Comparing parallel performance of Go and C++ TBB on a direct acyclic task graph using a dynamic programming problem

Concurrent programming languages Go and C++ Threading Building Blocks (TBB) offer high level parallel programming mechanisms built on top of threads. Go goroutines and TBB task classes are used as the computation units that are mapped to physical threads on multi-core processors. The synchronization mechanisms in Go and TBB are the channel and the task scheduler, respectively. We utilized these mechanisms to implement a parallel version of the optimal binary search tree dynamic programming algorithm in Go and TBB. Both implementations tile the iteration space and construct and evaluate a direct acyclic task graph for optimal parallelism without over constraints.
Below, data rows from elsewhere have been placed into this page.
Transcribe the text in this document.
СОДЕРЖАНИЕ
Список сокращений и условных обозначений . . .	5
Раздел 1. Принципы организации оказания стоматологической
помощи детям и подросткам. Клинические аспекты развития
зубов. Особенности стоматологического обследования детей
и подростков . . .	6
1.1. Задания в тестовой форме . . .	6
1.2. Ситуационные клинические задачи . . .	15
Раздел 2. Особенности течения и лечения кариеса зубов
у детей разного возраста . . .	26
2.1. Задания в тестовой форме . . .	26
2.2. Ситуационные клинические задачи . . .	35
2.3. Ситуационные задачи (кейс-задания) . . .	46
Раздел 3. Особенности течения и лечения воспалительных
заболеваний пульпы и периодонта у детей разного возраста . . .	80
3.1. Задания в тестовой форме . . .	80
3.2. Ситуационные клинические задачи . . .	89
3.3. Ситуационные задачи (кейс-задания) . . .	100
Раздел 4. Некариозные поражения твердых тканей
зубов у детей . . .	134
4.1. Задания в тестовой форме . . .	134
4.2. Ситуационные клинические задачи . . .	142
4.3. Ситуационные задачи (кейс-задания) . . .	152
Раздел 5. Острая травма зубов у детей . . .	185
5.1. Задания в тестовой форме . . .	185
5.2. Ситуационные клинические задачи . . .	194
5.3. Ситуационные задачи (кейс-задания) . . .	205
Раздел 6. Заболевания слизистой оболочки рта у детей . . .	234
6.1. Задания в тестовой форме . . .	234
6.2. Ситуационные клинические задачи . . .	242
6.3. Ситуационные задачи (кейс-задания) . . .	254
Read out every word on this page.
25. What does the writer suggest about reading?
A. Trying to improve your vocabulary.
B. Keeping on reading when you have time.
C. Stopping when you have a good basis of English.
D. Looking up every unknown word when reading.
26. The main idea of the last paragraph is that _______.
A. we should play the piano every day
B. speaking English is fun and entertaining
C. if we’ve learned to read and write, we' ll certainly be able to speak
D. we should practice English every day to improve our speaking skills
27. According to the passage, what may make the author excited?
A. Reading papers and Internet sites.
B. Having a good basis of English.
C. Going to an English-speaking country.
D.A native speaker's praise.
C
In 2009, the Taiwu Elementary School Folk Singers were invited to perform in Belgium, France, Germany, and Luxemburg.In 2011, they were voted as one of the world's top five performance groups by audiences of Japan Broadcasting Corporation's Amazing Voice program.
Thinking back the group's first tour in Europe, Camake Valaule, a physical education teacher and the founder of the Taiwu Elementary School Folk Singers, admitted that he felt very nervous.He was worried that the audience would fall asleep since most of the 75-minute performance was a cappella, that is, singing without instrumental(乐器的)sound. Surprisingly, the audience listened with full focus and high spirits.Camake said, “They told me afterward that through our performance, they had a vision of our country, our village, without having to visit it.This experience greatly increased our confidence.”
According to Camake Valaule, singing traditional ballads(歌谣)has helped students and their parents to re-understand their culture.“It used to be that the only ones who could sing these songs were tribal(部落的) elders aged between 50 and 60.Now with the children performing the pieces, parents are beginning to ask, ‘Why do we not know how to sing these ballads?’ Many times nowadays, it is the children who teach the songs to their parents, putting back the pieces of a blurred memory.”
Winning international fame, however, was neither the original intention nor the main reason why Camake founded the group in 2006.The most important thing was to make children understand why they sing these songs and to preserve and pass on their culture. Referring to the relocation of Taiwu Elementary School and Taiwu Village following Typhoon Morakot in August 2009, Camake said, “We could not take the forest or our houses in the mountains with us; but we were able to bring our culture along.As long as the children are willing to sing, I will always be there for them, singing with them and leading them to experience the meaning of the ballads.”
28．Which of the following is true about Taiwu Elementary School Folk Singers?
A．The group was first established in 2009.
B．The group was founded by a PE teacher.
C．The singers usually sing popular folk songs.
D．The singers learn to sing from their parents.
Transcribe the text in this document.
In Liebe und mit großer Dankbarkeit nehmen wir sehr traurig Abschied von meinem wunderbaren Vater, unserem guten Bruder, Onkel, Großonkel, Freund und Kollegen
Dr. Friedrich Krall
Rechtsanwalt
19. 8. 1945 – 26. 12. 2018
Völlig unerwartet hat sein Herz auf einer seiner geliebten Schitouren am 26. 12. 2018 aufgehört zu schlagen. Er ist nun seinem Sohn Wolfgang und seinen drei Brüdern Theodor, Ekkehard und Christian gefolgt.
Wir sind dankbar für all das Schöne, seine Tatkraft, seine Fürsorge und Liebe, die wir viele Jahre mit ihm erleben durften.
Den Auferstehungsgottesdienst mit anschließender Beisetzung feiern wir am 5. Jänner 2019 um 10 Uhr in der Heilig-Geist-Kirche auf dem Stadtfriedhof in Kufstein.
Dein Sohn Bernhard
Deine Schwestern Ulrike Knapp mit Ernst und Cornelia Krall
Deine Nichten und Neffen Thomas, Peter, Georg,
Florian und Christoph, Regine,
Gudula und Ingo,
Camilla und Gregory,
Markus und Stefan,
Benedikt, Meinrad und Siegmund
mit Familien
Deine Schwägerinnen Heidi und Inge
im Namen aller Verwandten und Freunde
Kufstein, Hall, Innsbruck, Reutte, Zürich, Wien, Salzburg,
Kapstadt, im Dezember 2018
We compared Go and TBB speedup and performance to create a benchmark of how efficient these two languages are at evaluating a direct acyclic task graph. Our experimental results show that the overhead of task scheduling and synchronization in TBB is much smaller than Go and that the overall performance of TBB is 1.6 to 3.6 times faster than Go. TBB provided super linear speedup under certain conditions, which we attribute to the majority of the test data being cached and the negative cost of task scheduling and synchronization. We conclude that TBB task scheduling and synchronization is faster than Go and that the top speedup of TBB is greater than that of Go.